Quarterly income tax advance payment
Modelo 130 is a quarterly advance payment of your IRPF liability. You pay 20% of your net profit each quarter as a prepayment of your annual tax. These payments are then offset against your final IRPF liability when you file Modelo 100 in April–June. If your payments exceed your final liability, you receive a refund from the Agencia Tributaria.
Quarterly VAT return
Modelo 303 is your quarterly VAT (IVA) return. It applies if you are supplying services to clients in Spain and charging Spanish VAT at 21%. If you are supplying B2B services to business clients outside Spain (including UK, US, or EU business clients), the reverse-charge mechanism typically applies and you do not charge Spanish VAT — but you still file the return. You must register for VAT as an autónomo regardless.
No quarterly filings if employed
If you are an employed worker — whether your employer is Spanish or a non-Spanish employer registered with Spanish Social Security — your employer deducts income tax withholding (retención) from your salary each month and pays it directly to the Agencia Tributaria. You do not file quarterly declarations. Your annual Modelo 100 confirms the final position based on the withholding already deducted.
Getting tax advice in Spain
Your first year requires an asesor fiscal — this is not optional
The first year of Spanish tax residency is the most complex tax year you will experience. You are simultaneously establishing residency, potentially exiting tax residency in your home country, applying for Beckham Law if eligible, registering for autónomo if self-employed, and filing your first Modelo 720 if you hold overseas assets. The cost of getting this wrong — missed Beckham Law window, late Modelo 720, incorrect residency determination — can be significant. Engaging an asesor fiscal in your first year is strongly recommended.
Tax adviser — for planning, filing, and compliance
An asesor fiscal is a qualified tax adviser who will assess your tax position, advise on Beckham Law eligibility, prepare and file your annual Modelo 100, manage your Modelo 720 filing, coordinate with your home-country tax adviser on the departure year return, and provide ongoing planning advice. Many firms in Spain offer English-language tax advisory services specifically for expats and DNV holders. Costs vary but are typically a few hundred euros annually for standard IRPF returns, more for complex international situations.

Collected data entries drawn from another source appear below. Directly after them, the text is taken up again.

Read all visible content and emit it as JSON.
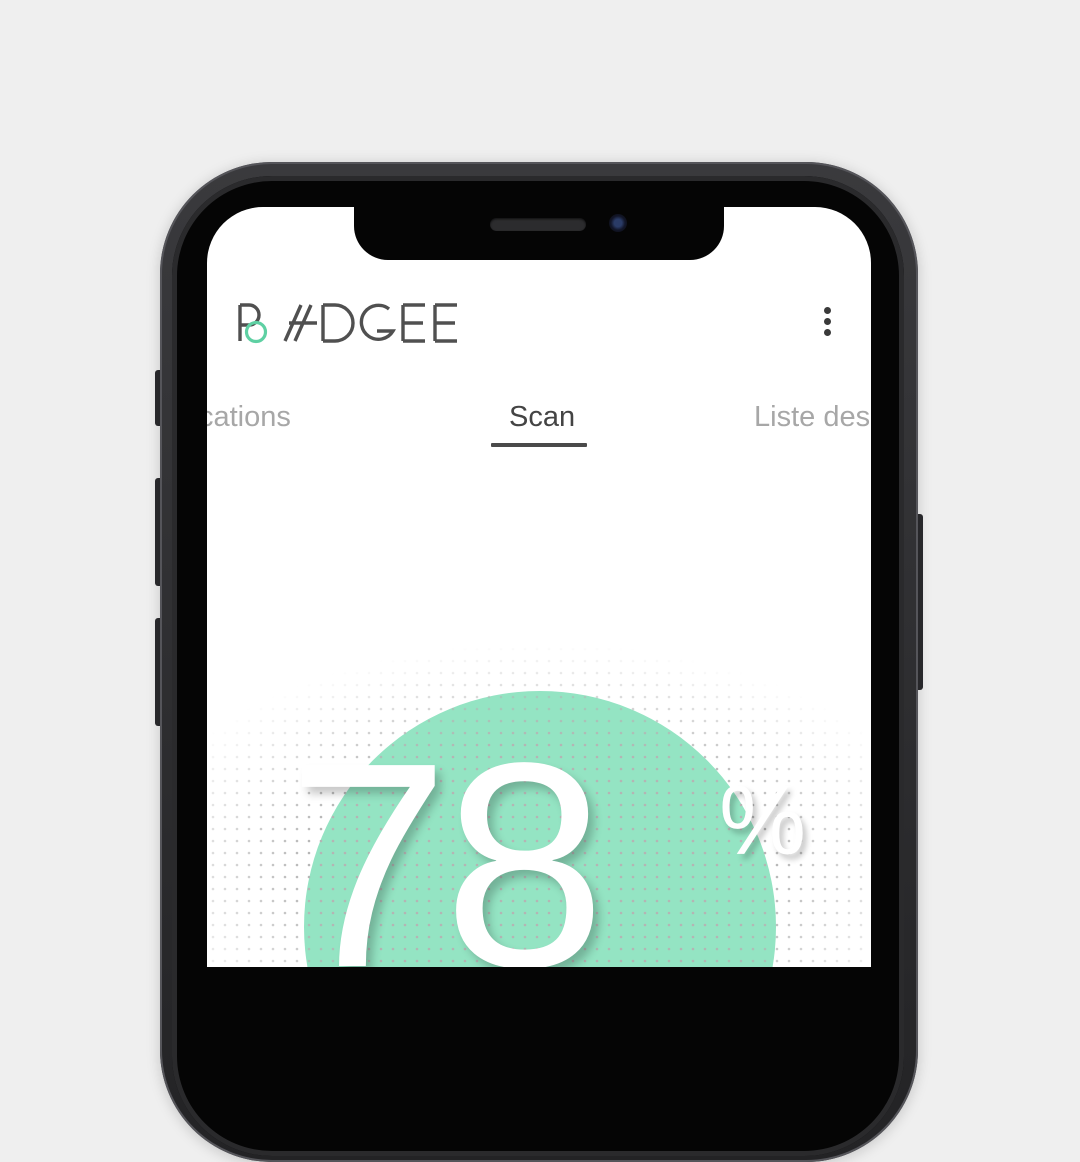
{
  "app": {
    "logo_text": "BADGEE",
    "brand_color": "#5ed0a3",
    "menu_icon": "more-vertical-icon"
  },
  "tabs": [
    {
      "label": "cations",
      "active": false
    },
    {
      "label": "Scan",
      "active": true
    },
    {
      "label": "Liste des",
      "active": false
    }
  ],
  "score": {
    "value": "78",
    "unit": "%",
    "circle_color": "#94e4c3",
    "dot_color": "#b4b4b4"
  }
}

Administrative agent — for registrations and formalities
A gestor (gestor administrativo) handles the administrative and bureaucratic side of your move: autónomo registration, NIE application, Seguridad Social registration, empadronamiento (census registration), and similar tasks. A gestor does not provide tax planning advice — for that you need an asesor fiscal. Many expats use a gestor for set-up tasks in the first few months and then retain an asesor fiscal for ongoing tax compliance. Some firms offer both services in a combined package.
Coordinate your immigration and tax timing
Your DNV application, your arrival date in Spain, your Social Security registration, and your Beckham Law application window are all connected. The date you first register with Spanish Social Security is the date from which the 6-month Beckham Law application window is calculated. Arriving in January versus October in the same year has very different tax implications. These decisions are best made before you travel — with both an immigration adviser and a tax adviser briefed on your full situation.